Segundo Pimentel, o vídeo mostra a Rua Eliseu Visconti, que fica próxima aoo Hospital Quarto Centenário, de onde pode ter partido o tiro. O disparo também pode ter sido feito de um muro da Rua Almirante Alexandrino, diz Pimentel. O hospital, que foi desativado, atualmente é ocupado pela PM.

According to Pimentel, the video shows Eliseu Visconti street, which is close to the Quarto Centenário Hospital, from where the shot may have originated. The shot could also have come from a wall on Almirante Alexandrino Street, Pimental says. The hospital, which was closed, is currently occupied by the military police.

For centuries, the public safety squads in Brazil have been shouldering government interference in how they conduct their business. For a long time, the police and the government have been entwined in a dangerous play, one that allows the state governor to have a legitimate institution at his disposal authorized to invade citizens’ privacy and to produce legal evidence against anyone.
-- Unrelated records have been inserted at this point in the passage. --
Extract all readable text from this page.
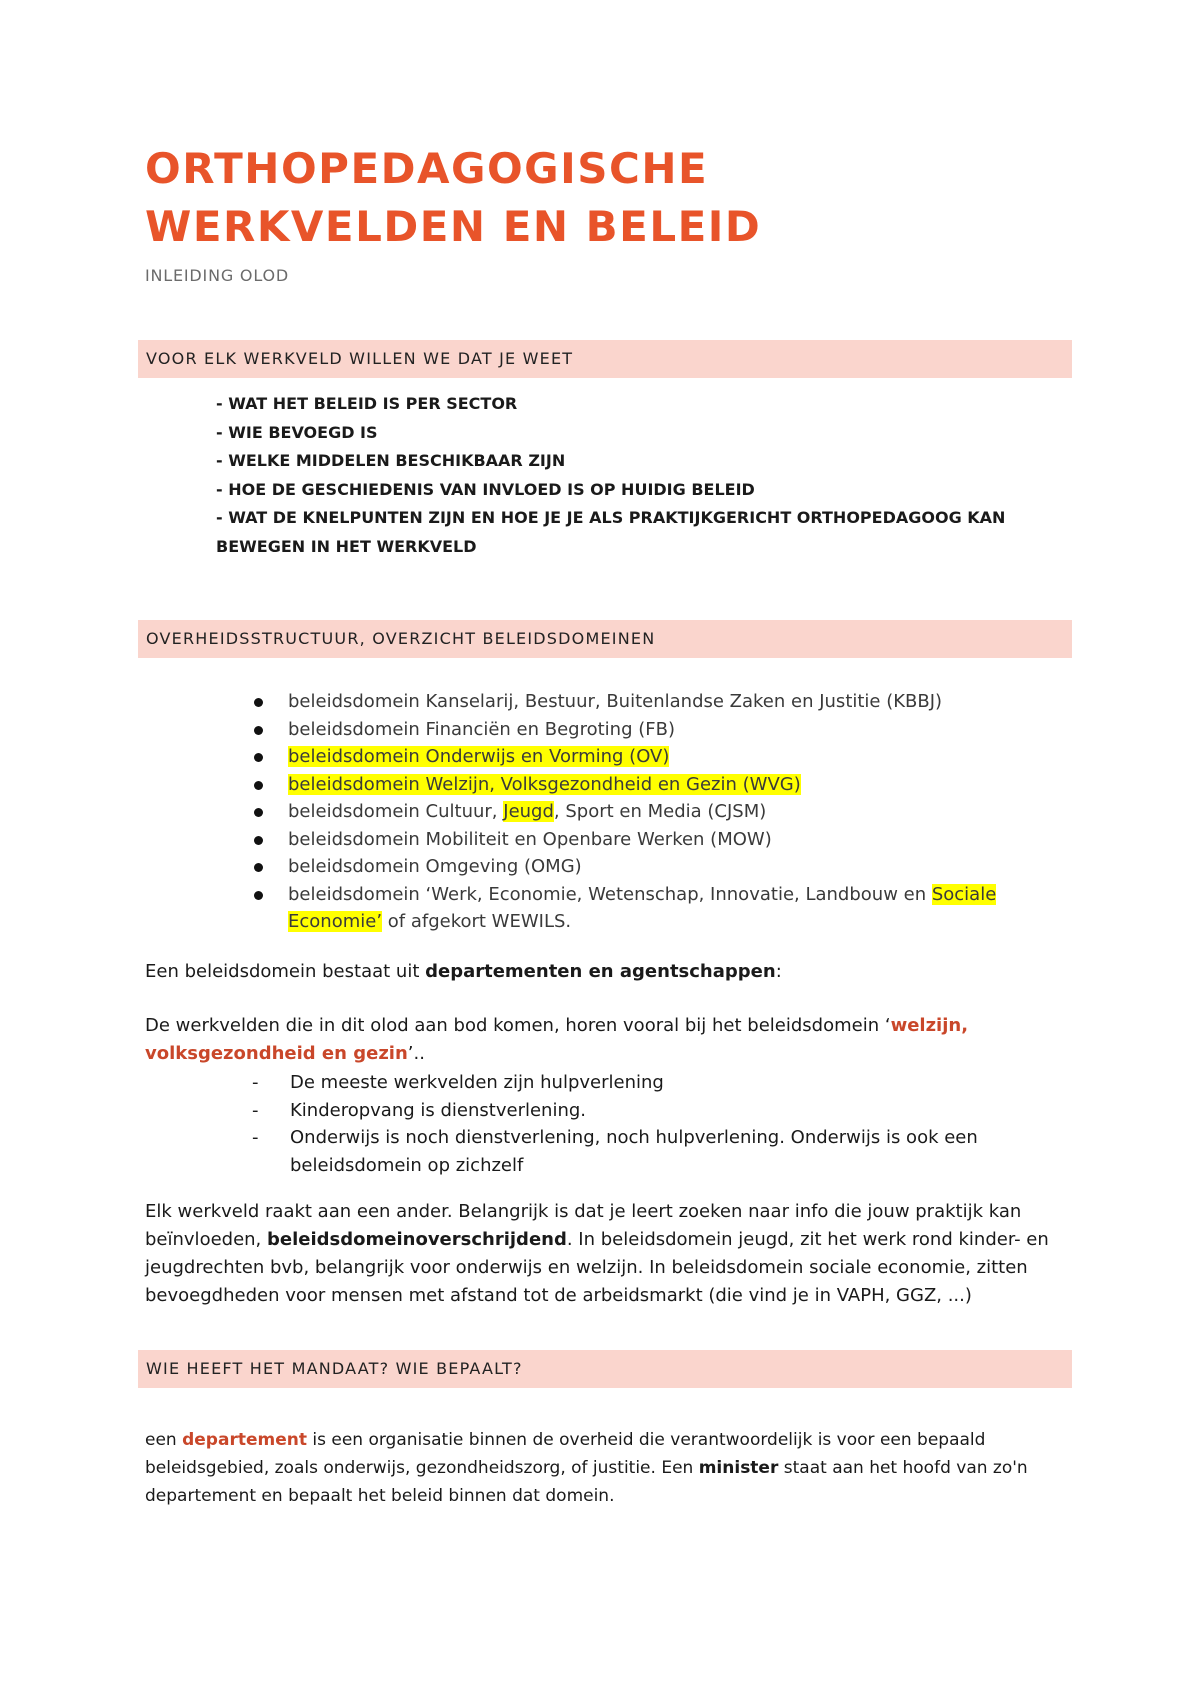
ORTHOPEDAGOGISCHE
WERKVELDEN EN BELEID
INLEIDING OLOD
VOOR ELK WERKVELD WILLEN WE DAT JE WEET
- WAT HET BELEID IS PER SECTOR
- WIE BEVOEGD IS
- WELKE MIDDELEN BESCHIKBAAR ZIJN
- HOE DE GESCHIEDENIS VAN INVLOED IS OP HUIDIG BELEID
- WAT DE KNELPUNTEN ZIJN EN HOE JE JE ALS PRAKTIJKGERICHT ORTHOPEDAGOOG KAN
BEWEGEN IN HET WERKVELD
OVERHEIDSSTRUCTUUR, OVERZICHT BELEIDSDOMEINEN
beleidsdomein Kanselarij, Bestuur, Buitenlandse Zaken en Justitie (KBBJ)
beleidsdomein Financiën en Begroting (FB)
beleidsdomein Onderwijs en Vorming (OV)
beleidsdomein Welzijn, Volksgezondheid en Gezin (WVG)
beleidsdomein Cultuur, Jeugd, Sport en Media (CJSM)
beleidsdomein Mobiliteit en Openbare Werken (MOW)
beleidsdomein Omgeving (OMG)
beleidsdomein ‘Werk, Economie, Wetenschap, Innovatie, Landbouw en Sociale
Economie’ of afgekort WEWILS.
Een beleidsdomein bestaat uit departementen en agentschappen:
De werkvelden die in dit olod aan bod komen, horen vooral bij het beleidsdomein ‘welzijn,
volksgezondheid en gezin’..
- De meeste werkvelden zijn hulpverlening
- Kinderopvang is dienstverlening.
- Onderwijs is noch dienstverlening, noch hulpverlening. Onderwijs is ook een
beleidsdomein op zichzelf
Elk werkveld raakt aan een ander. Belangrijk is dat je leert zoeken naar info die jouw praktijk kan
beïnvloeden, beleidsdomeinoverschrijdend. In beleidsdomein jeugd, zit het werk rond kinder- en
jeugdrechten bvb, belangrijk voor onderwijs en welzijn. In beleidsdomein sociale economie, zitten
bevoegdheden voor mensen met afstand tot de arbeidsmarkt (die vind je in VAPH, GGZ, ...)
WIE HEEFT HET MANDAAT? WIE BEPAALT?
een departement is een organisatie binnen de overheid die verantwoordelijk is voor een bepaald
beleidsgebied, zoals onderwijs, gezondheidszorg, of justitie. Een minister staat aan het hoofd van zo'n
departement en bepaalt het beleid binnen dat domein.
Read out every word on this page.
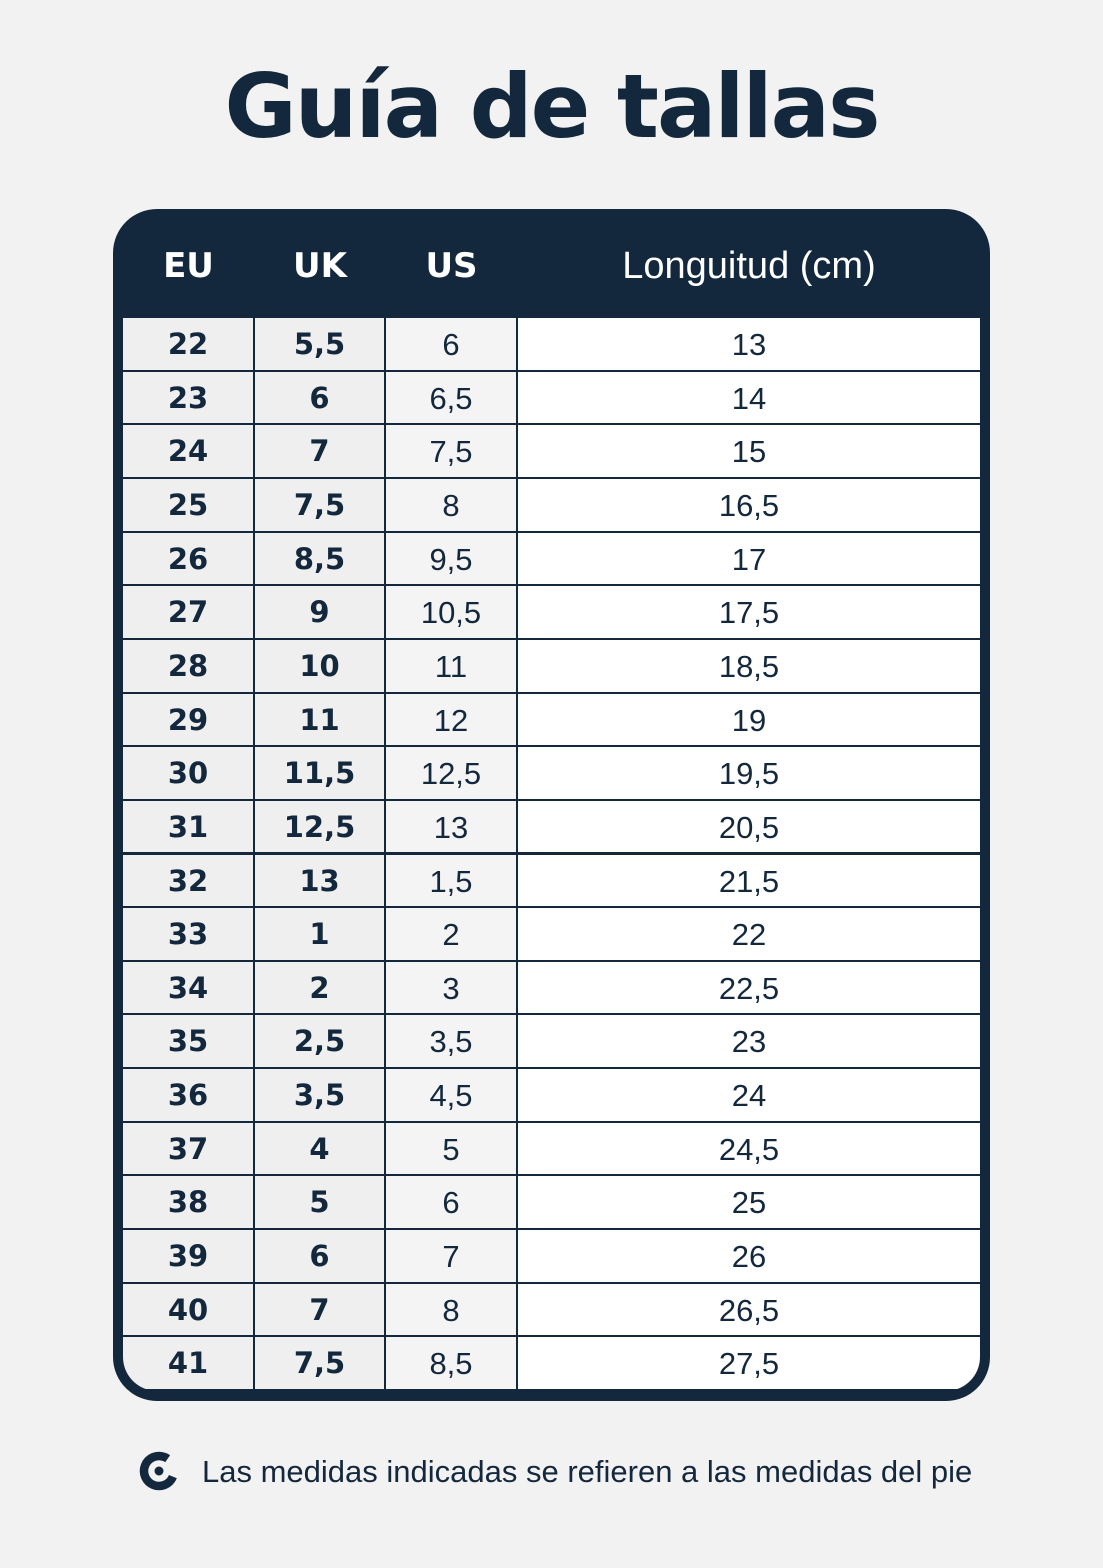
Guía de tallas
EU	UK	US	Longuitud (cm)
22	5,5	6	13
23	6	6,5	14
24	7	7,5	15
25	7,5	8	16,5
26	8,5	9,5	17
27	9	10,5	17,5
28	10	11	18,5
29	11	12	19
30	11,5	12,5	19,5
31	12,5	13	20,5
32	13	1,5	21,5
33	1	2	22
34	2	3	22,5
35	2,5	3,5	23
36	3,5	4,5	24
37	4	5	24,5
38	5	6	25
39	6	7	26
40	7	8	26,5
41	7,5	8,5	27,5
Las medidas indicadas se refieren a las medidas del pie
In terms of the policemen, groups of poorly paid human beings who are not even part of the middle class. They are left with the mediocre role of being the armed branch of the federal states and, at the same time, entrusted with clearing the streets of the residual population, which is confused with the actual work of public safety. On days off, they pick of freelance jobs to compensate their salaries.

Taking someone’s life in a violent and calculated manner, as is the case here, seems to be justified by the un-controversial visual proof. The voyeuristic citizen, before complaining of a government void in the form of arbitrary and criminal judgments such as this, seems to show his approval through his loquacious, and equally criminal, silence.